All models are wrong, but some are useful.
This saying attributed to George E.P. Box highlights the fact that there is no universal model that makes sense for all data. Our world contains countless models that can be applied. A fundamental part of our work is identifying which algorithms best fit each case.
An important nuance to bear in mind is that each model makes assumptions about the data we use. When the data (which is numeric) doesn’t fit a specific model, we can transform it so that it does fit. In other cases, we can choose another less restrictive model.
This is where our experience and ability to test new solutions come into play. Even if we know a model can work, we must not rule out other possible candidates. Again, it is essential to avoid biases.
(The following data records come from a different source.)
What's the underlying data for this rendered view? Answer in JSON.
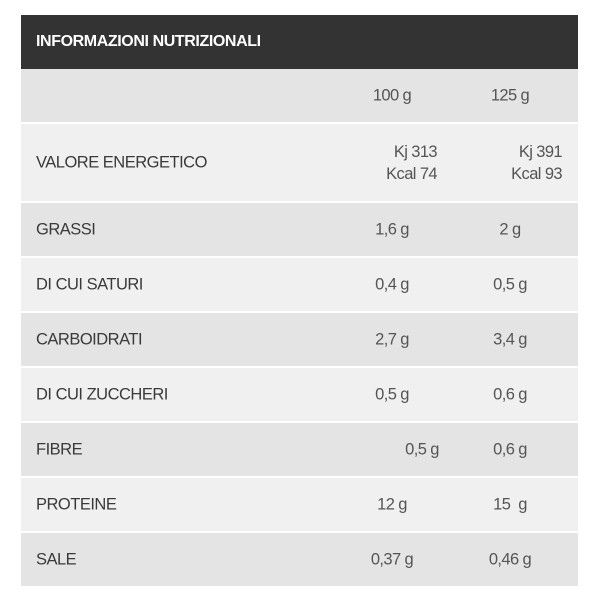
{
  "title": "INFORMAZIONI NUTRIZIONALI",
  "columns": [
    "100 g",
    "125 g"
  ],
  "energy": {
    "label": "VALORE ENERGETICO",
    "col1_kj": "Kj 313",
    "col1_kcal": "Kcal 74",
    "col2_kj": "Kj 391",
    "col2_kcal": "Kcal 93"
  },
  "rows": [
    {
      "label": "GRASSI",
      "v1": "1,6 g",
      "v2": "2 g"
    },
    {
      "label": "DI CUI SATURI",
      "v1": "0,4 g",
      "v2": "0,5 g"
    },
    {
      "label": "CARBOIDRATI",
      "v1": "2,7 g",
      "v2": "3,4 g"
    },
    {
      "label": "DI CUI ZUCCHERI",
      "v1": "0,5 g",
      "v2": "0,6 g"
    },
    {
      "label": "FIBRE",
      "v1": "0,5 g",
      "v2": "0,6 g"
    },
    {
      "label": "PROTEINE",
      "v1": "12 g",
      "v2": "15  g"
    },
    {
      "label": "SALE",
      "v1": "0,37 g",
      "v2": "0,46 g"
    }
  ],
  "colors": {
    "header_bg": "#333333",
    "row_dark": "#e4e4e4",
    "row_light": "#f0f0f0"
  }
}
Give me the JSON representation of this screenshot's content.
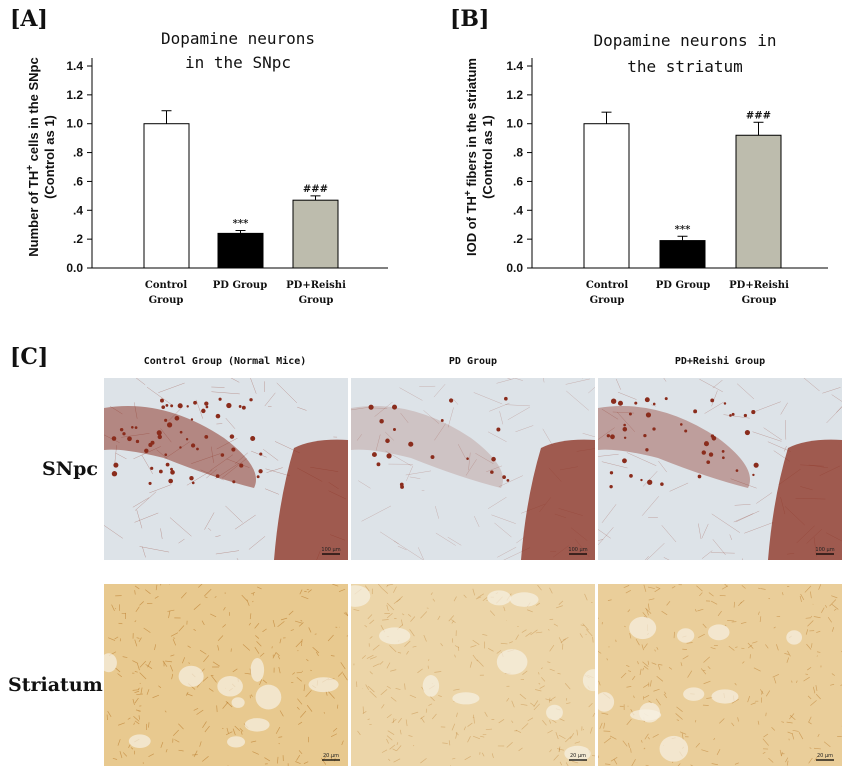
{
  "panels": {
    "a_label": "[A]",
    "b_label": "[B]",
    "c_label": "[C]"
  },
  "chart_data": [
    {
      "type": "bar",
      "title": [
        "Dopamine neurons",
        "in the SNpc"
      ],
      "ylabel_line1": "Number of TH",
      "ylabel_sup": "+",
      "ylabel_line1_end": " cells in the SNpc",
      "ylabel_line2": "(Control as 1)",
      "ylim": [
        0,
        1.4
      ],
      "yticks": [
        "0.0",
        ".2",
        ".4",
        ".6",
        ".8",
        "1.0",
        "1.2",
        "1.4"
      ],
      "categories": [
        [
          "Control",
          "Group"
        ],
        [
          "PD Group"
        ],
        [
          "PD+Reishi",
          "Group"
        ]
      ],
      "values": [
        1.0,
        0.24,
        0.47
      ],
      "errors": [
        0.09,
        0.02,
        0.03
      ],
      "significance": [
        "",
        "***",
        "###"
      ],
      "colors": [
        "#ffffff",
        "#000000",
        "#bdbcad"
      ]
    },
    {
      "type": "bar",
      "title": [
        "Dopamine neurons in",
        "the striatum"
      ],
      "ylabel_line1": "IOD of TH",
      "ylabel_sup": "+",
      "ylabel_line1_end": " fibers in the striatum",
      "ylabel_line2": "(Control as 1)",
      "ylim": [
        0,
        1.4
      ],
      "yticks": [
        "0.0",
        ".2",
        ".4",
        ".6",
        ".8",
        "1.0",
        "1.2",
        "1.4"
      ],
      "categories": [
        [
          "Control",
          "Group"
        ],
        [
          "PD Group"
        ],
        [
          "PD+Reishi",
          "Group"
        ]
      ],
      "values": [
        1.0,
        0.19,
        0.92
      ],
      "errors": [
        0.08,
        0.03,
        0.09
      ],
      "significance": [
        "",
        "***",
        "###"
      ],
      "colors": [
        "#ffffff",
        "#000000",
        "#bdbcad"
      ]
    }
  ],
  "micrographs": {
    "columns": [
      "Control Group (Normal Mice)",
      "PD Group",
      "PD+Reishi Group"
    ],
    "rows": [
      "SNpc",
      "Striatum"
    ],
    "scale_labels": [
      [
        "100 μm",
        "100 μm",
        "100 μm"
      ],
      [
        "20 μm",
        "20 μm",
        "20 μm"
      ]
    ],
    "colors": {
      "snpc_bg": "#dde3e8",
      "snpc_stain": "#8a2c1c",
      "striatum_bg": "#e8c98f",
      "striatum_stain": "#b36f1c"
    }
  }
}
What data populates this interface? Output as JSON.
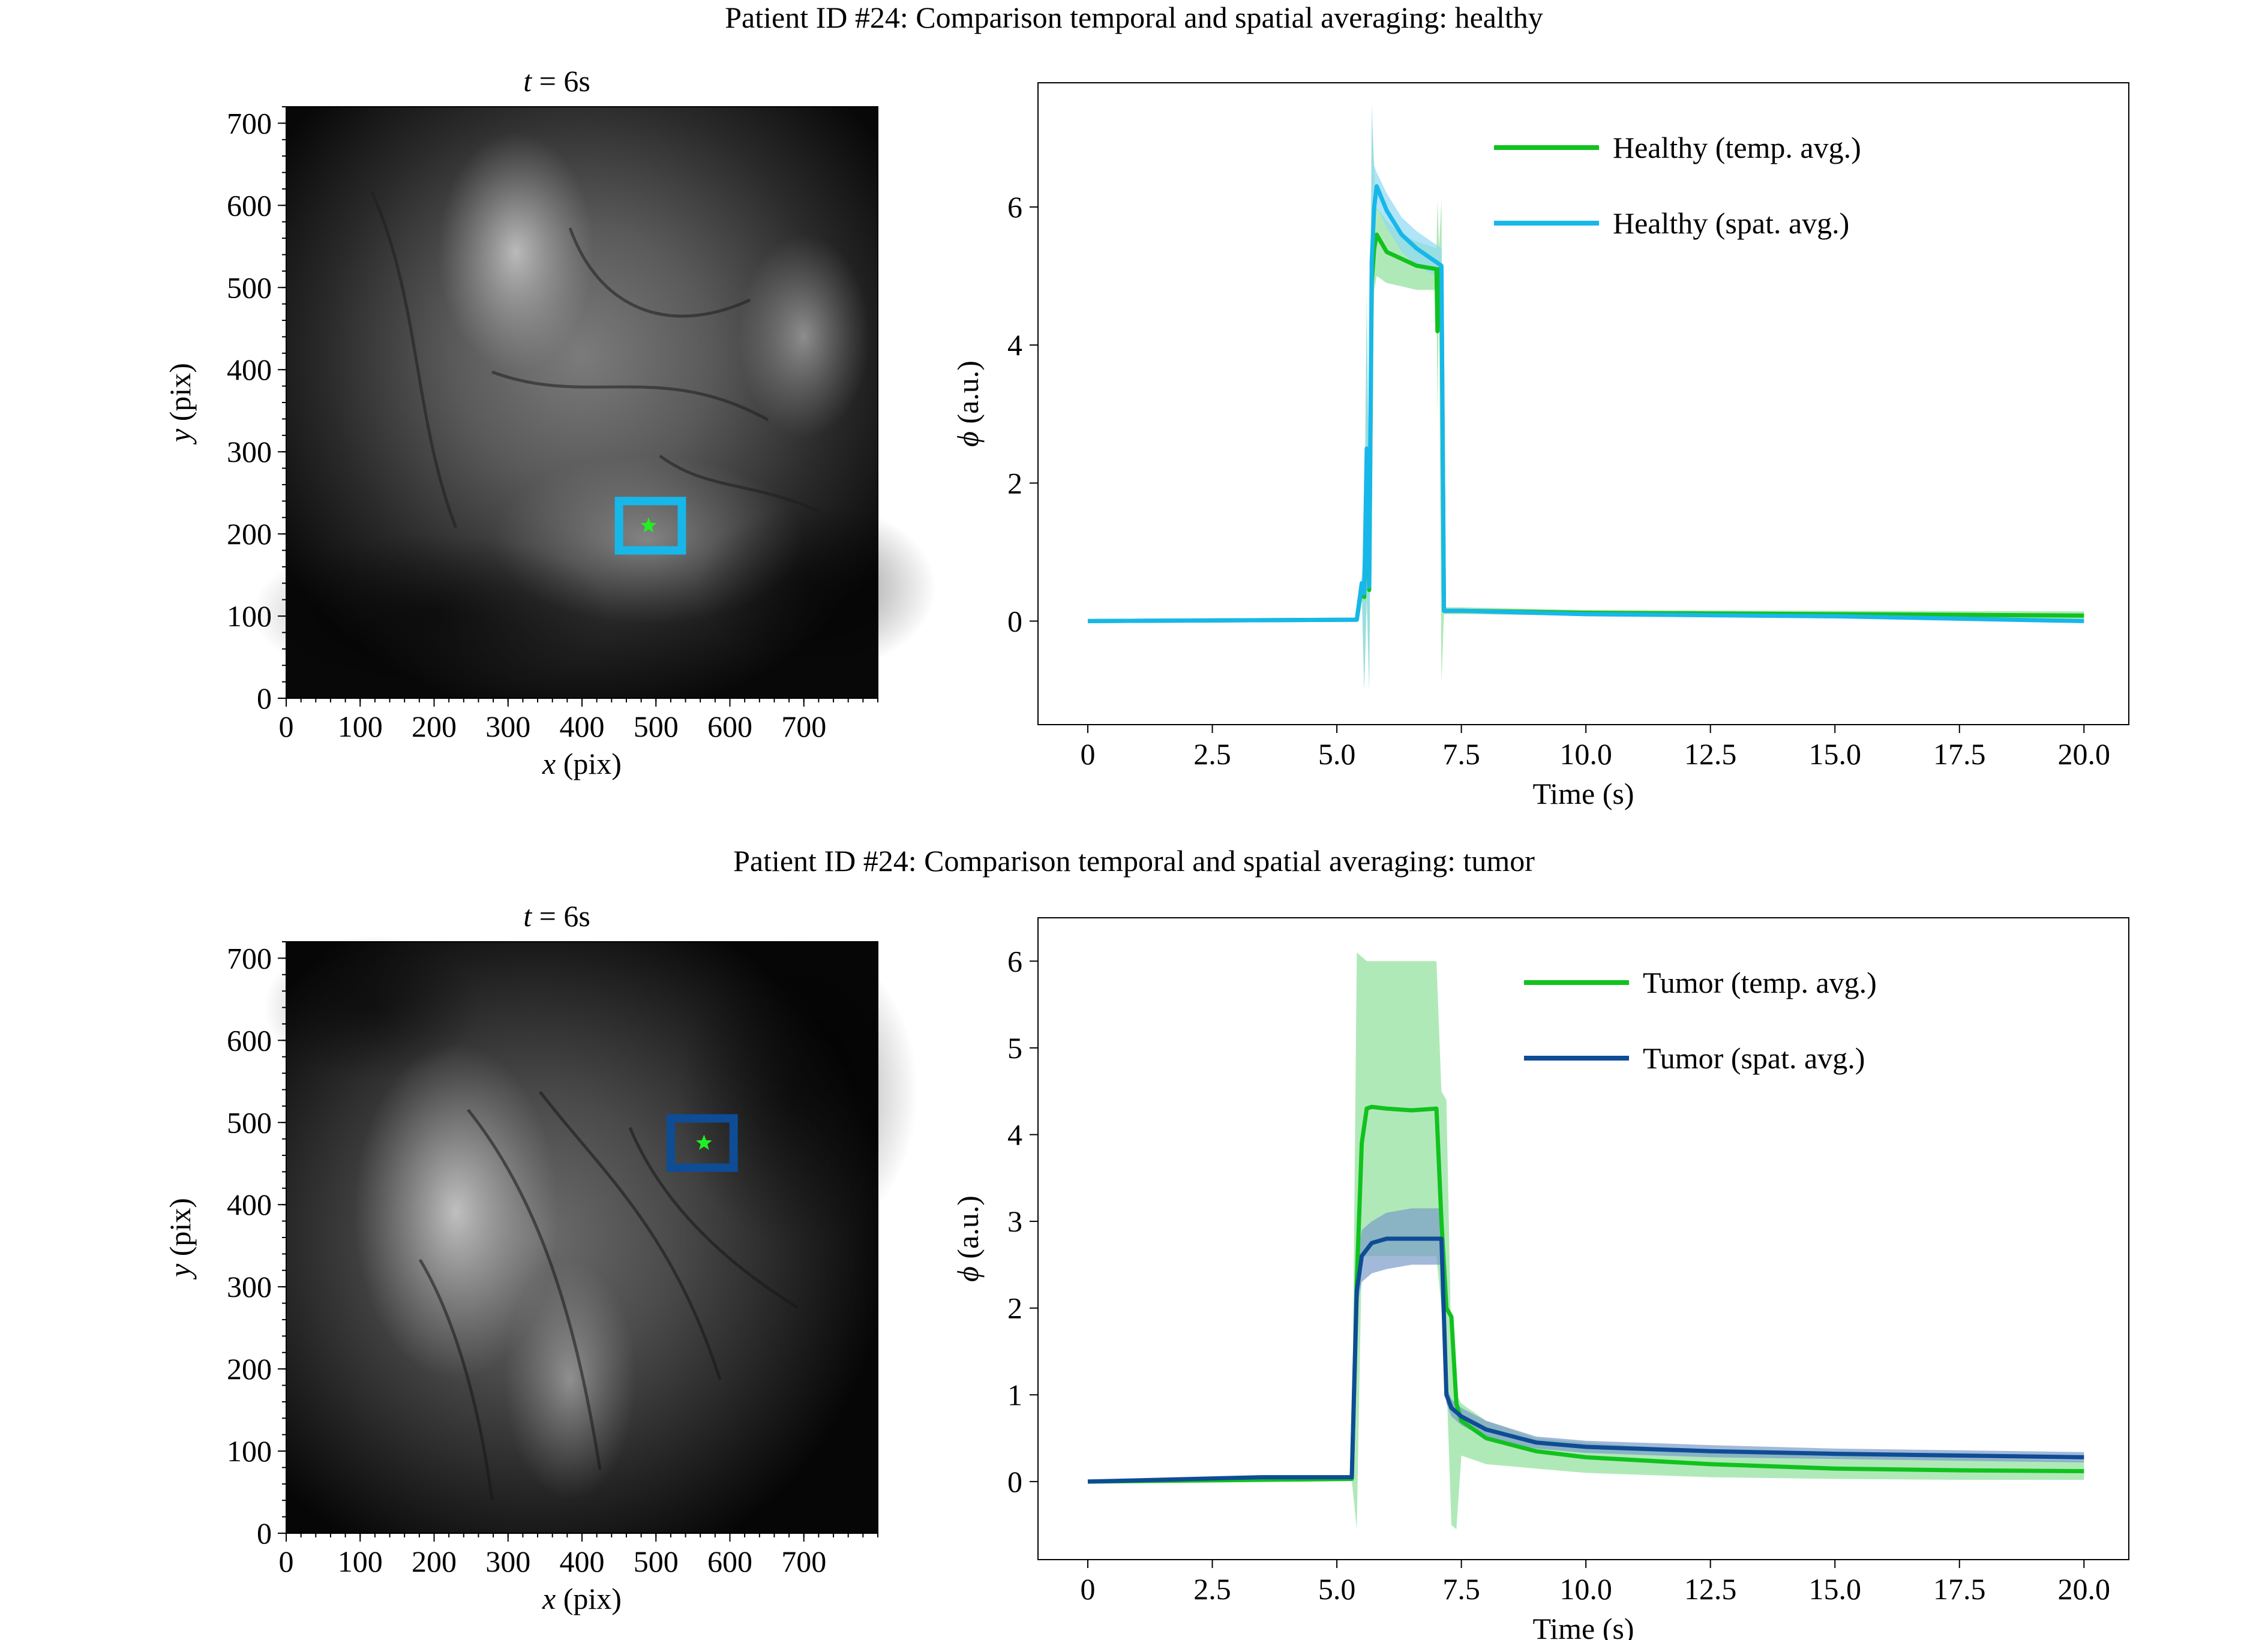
{
  "figure": {
    "titles": [
      "Patient ID #24: Comparison temporal and spatial averaging: healthy",
      "Patient ID #24: Comparison temporal and spatial averaging: tumor"
    ]
  },
  "colors": {
    "temp": "#11c21e",
    "temp_band": "#8fe09a",
    "healthy_spat": "#17b7ea",
    "healthy_spat_band": "#8fd8f3",
    "tumor_spat": "#0e4c95",
    "tumor_spat_band": "#7a9bc9",
    "marker": "#22ee22"
  },
  "chart_data": [
    {
      "type": "image",
      "title_italic": "t",
      "title_rest": " = 6s",
      "xlabel_italic": "x",
      "xlabel_rest": " (pix)",
      "ylabel_italic": "y",
      "ylabel_rest": " (pix)",
      "xlim": [
        0,
        800
      ],
      "ylim": [
        0,
        720
      ],
      "xticks": [
        0,
        100,
        200,
        300,
        400,
        500,
        600,
        700
      ],
      "yticks": [
        0,
        100,
        200,
        300,
        400,
        500,
        600,
        700
      ],
      "roi": {
        "x0": 450,
        "y0": 180,
        "x1": 535,
        "y1": 240
      },
      "marker_point": [
        490,
        210
      ],
      "roi_color": "#17b7ea"
    },
    {
      "type": "line",
      "xlabel": "Time (s)",
      "ylabel_italic": "ϕ",
      "ylabel_rest": " (a.u.)",
      "xlim": [
        -1,
        20.9
      ],
      "ylim": [
        -1.5,
        7.8
      ],
      "xticks": [
        0,
        2.5,
        5,
        7.5,
        10,
        12.5,
        15,
        17.5,
        20
      ],
      "xtick_labels": [
        "0",
        "2.5",
        "5.0",
        "7.5",
        "10.0",
        "12.5",
        "15.0",
        "17.5",
        "20.0"
      ],
      "yticks": [
        0,
        2,
        4,
        6
      ],
      "ytick_labels": [
        "0",
        "2",
        "4",
        "6"
      ],
      "legend_position": "top-center",
      "series": [
        {
          "name": "Healthy (temp. avg.)",
          "color": "#11c21e",
          "band_color": "#8fe09a",
          "x": [
            0,
            5.4,
            5.5,
            5.55,
            5.6,
            5.65,
            5.7,
            5.75,
            5.8,
            6.0,
            6.3,
            6.6,
            7.0,
            7.02,
            7.05,
            7.1,
            7.15,
            7.5,
            10,
            15,
            20
          ],
          "y": [
            0,
            0.02,
            0.5,
            0.35,
            2.2,
            0.45,
            4.9,
            5.4,
            5.6,
            5.35,
            5.25,
            5.15,
            5.1,
            4.2,
            5.1,
            5.0,
            0.15,
            0.15,
            0.12,
            0.1,
            0.08
          ],
          "lower": [
            0,
            0.01,
            0.4,
            -1.0,
            0.3,
            -1.0,
            3.5,
            4.8,
            5.0,
            4.9,
            4.85,
            4.8,
            4.8,
            3.0,
            4.8,
            -0.9,
            0.1,
            0.1,
            0.08,
            0.05,
            0.03
          ],
          "upper": [
            0,
            0.03,
            0.6,
            1.2,
            4.5,
            1.5,
            7.2,
            6.5,
            6.0,
            5.8,
            5.6,
            5.5,
            5.4,
            6.1,
            5.4,
            6.1,
            0.2,
            0.2,
            0.16,
            0.15,
            0.14
          ]
        },
        {
          "name": "Healthy (spat. avg.)",
          "color": "#17b7ea",
          "band_color": "#8fd8f3",
          "x": [
            0,
            5.4,
            5.5,
            5.55,
            5.6,
            5.65,
            5.7,
            5.75,
            5.8,
            6.0,
            6.3,
            6.6,
            7.0,
            7.1,
            7.15,
            7.5,
            10,
            15,
            20
          ],
          "y": [
            0,
            0.02,
            0.55,
            0.4,
            2.5,
            0.5,
            5.2,
            6.0,
            6.3,
            5.95,
            5.6,
            5.4,
            5.2,
            5.15,
            0.15,
            0.15,
            0.1,
            0.07,
            0.0
          ],
          "lower": [
            0,
            0.01,
            0.45,
            -1.0,
            0.5,
            -1.0,
            4.0,
            5.6,
            6.0,
            5.7,
            5.35,
            5.15,
            5.0,
            5.0,
            0.12,
            0.12,
            0.07,
            0.04,
            -0.03
          ],
          "upper": [
            0,
            0.03,
            0.65,
            1.0,
            4.8,
            1.5,
            7.5,
            6.6,
            6.5,
            6.2,
            5.85,
            5.65,
            5.45,
            5.4,
            0.18,
            0.18,
            0.13,
            0.1,
            0.03
          ]
        }
      ]
    },
    {
      "type": "image",
      "title_italic": "t",
      "title_rest": " = 6s",
      "xlabel_italic": "x",
      "xlabel_rest": " (pix)",
      "ylabel_italic": "y",
      "ylabel_rest": " (pix)",
      "xlim": [
        0,
        800
      ],
      "ylim": [
        0,
        720
      ],
      "xticks": [
        0,
        100,
        200,
        300,
        400,
        500,
        600,
        700
      ],
      "yticks": [
        0,
        100,
        200,
        300,
        400,
        500,
        600,
        700
      ],
      "roi": {
        "x0": 520,
        "y0": 445,
        "x1": 605,
        "y1": 505
      },
      "marker_point": [
        565,
        475
      ],
      "roi_color": "#0e4c95"
    },
    {
      "type": "line",
      "xlabel": "Time (s)",
      "ylabel_italic": "ϕ",
      "ylabel_rest": " (a.u.)",
      "xlim": [
        -1,
        20.9
      ],
      "ylim": [
        -0.9,
        6.5
      ],
      "xticks": [
        0,
        2.5,
        5,
        7.5,
        10,
        12.5,
        15,
        17.5,
        20
      ],
      "xtick_labels": [
        "0",
        "2.5",
        "5.0",
        "7.5",
        "10.0",
        "12.5",
        "15.0",
        "17.5",
        "20.0"
      ],
      "yticks": [
        0,
        1,
        2,
        3,
        4,
        5,
        6
      ],
      "ytick_labels": [
        "0",
        "1",
        "2",
        "3",
        "4",
        "5",
        "6"
      ],
      "legend_position": "top-center",
      "series": [
        {
          "name": "Tumor (temp. avg.)",
          "color": "#11c21e",
          "band_color": "#8fe09a",
          "x": [
            0,
            3.5,
            5.3,
            5.4,
            5.5,
            5.6,
            5.7,
            6.0,
            6.5,
            7.0,
            7.1,
            7.2,
            7.3,
            7.4,
            7.5,
            8.0,
            9.0,
            10,
            12.5,
            15,
            17.5,
            20
          ],
          "y": [
            0,
            0.02,
            0.03,
            2.3,
            3.9,
            4.3,
            4.32,
            4.3,
            4.28,
            4.3,
            3.0,
            2.0,
            1.9,
            0.9,
            0.7,
            0.5,
            0.35,
            0.28,
            0.2,
            0.15,
            0.13,
            0.12
          ],
          "lower": [
            0,
            0.0,
            0.01,
            -0.55,
            2.6,
            2.6,
            2.6,
            2.6,
            2.6,
            2.6,
            2.0,
            1.2,
            -0.5,
            -0.55,
            0.3,
            0.2,
            0.15,
            0.1,
            0.05,
            0.03,
            0.02,
            0.02
          ],
          "upper": [
            0,
            0.04,
            0.05,
            6.1,
            6.05,
            6.0,
            6.0,
            6.0,
            6.0,
            6.0,
            4.5,
            4.4,
            1.5,
            1.0,
            0.9,
            0.7,
            0.5,
            0.45,
            0.35,
            0.3,
            0.27,
            0.24
          ]
        },
        {
          "name": "Tumor (spat. avg.)",
          "color": "#0e4c95",
          "band_color": "#7a9bc9",
          "x": [
            0,
            3.5,
            5.3,
            5.4,
            5.5,
            5.7,
            6.0,
            6.5,
            7.0,
            7.1,
            7.2,
            7.3,
            7.5,
            8.0,
            9.0,
            10,
            12.5,
            15,
            17.5,
            20
          ],
          "y": [
            0,
            0.05,
            0.05,
            2.2,
            2.6,
            2.75,
            2.8,
            2.8,
            2.8,
            2.8,
            1.0,
            0.85,
            0.75,
            0.6,
            0.45,
            0.4,
            0.35,
            0.32,
            0.3,
            0.28
          ],
          "lower": [
            0,
            0.03,
            0.03,
            2.0,
            2.3,
            2.4,
            2.45,
            2.5,
            2.5,
            2.5,
            0.9,
            0.75,
            0.65,
            0.5,
            0.38,
            0.33,
            0.28,
            0.26,
            0.24,
            0.22
          ],
          "upper": [
            0,
            0.07,
            0.07,
            2.5,
            2.9,
            3.0,
            3.1,
            3.15,
            3.15,
            3.15,
            1.1,
            0.95,
            0.85,
            0.7,
            0.52,
            0.47,
            0.42,
            0.38,
            0.36,
            0.34
          ]
        }
      ]
    }
  ]
}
Data quality, the key to success
The quality of the data largely determines the quality of a project’s results. Good data makes it possible to make decent predictions , even with models that aren’t fully compatible with the information we have. However, when the data is of poor quality, even the most sophisticated model can fail in its predictions. It’s like trying to build a wooden house with beams infested with termites. The house will fall down. That’s why we hear that data is the oil of the 21st century – the tools for companies to define their strategies.
It is ideal to have large volumes of information, though there are exceptions where small amounts of data will work. It’s also advisable to have rich, varied data and to avoid redundant, erroneous information.
If those three conditions are met, we data scientists can do our job. This will allow a brave stakeholder working in a decision-making culture based on that work can do things that seem like magic.
In other words, models and patterns are worthless without the data feeding them. The conclusions drawn from data are what have real strategic value. This is why I encourage you to curate your data as much as possible. That data is a commitment to the future.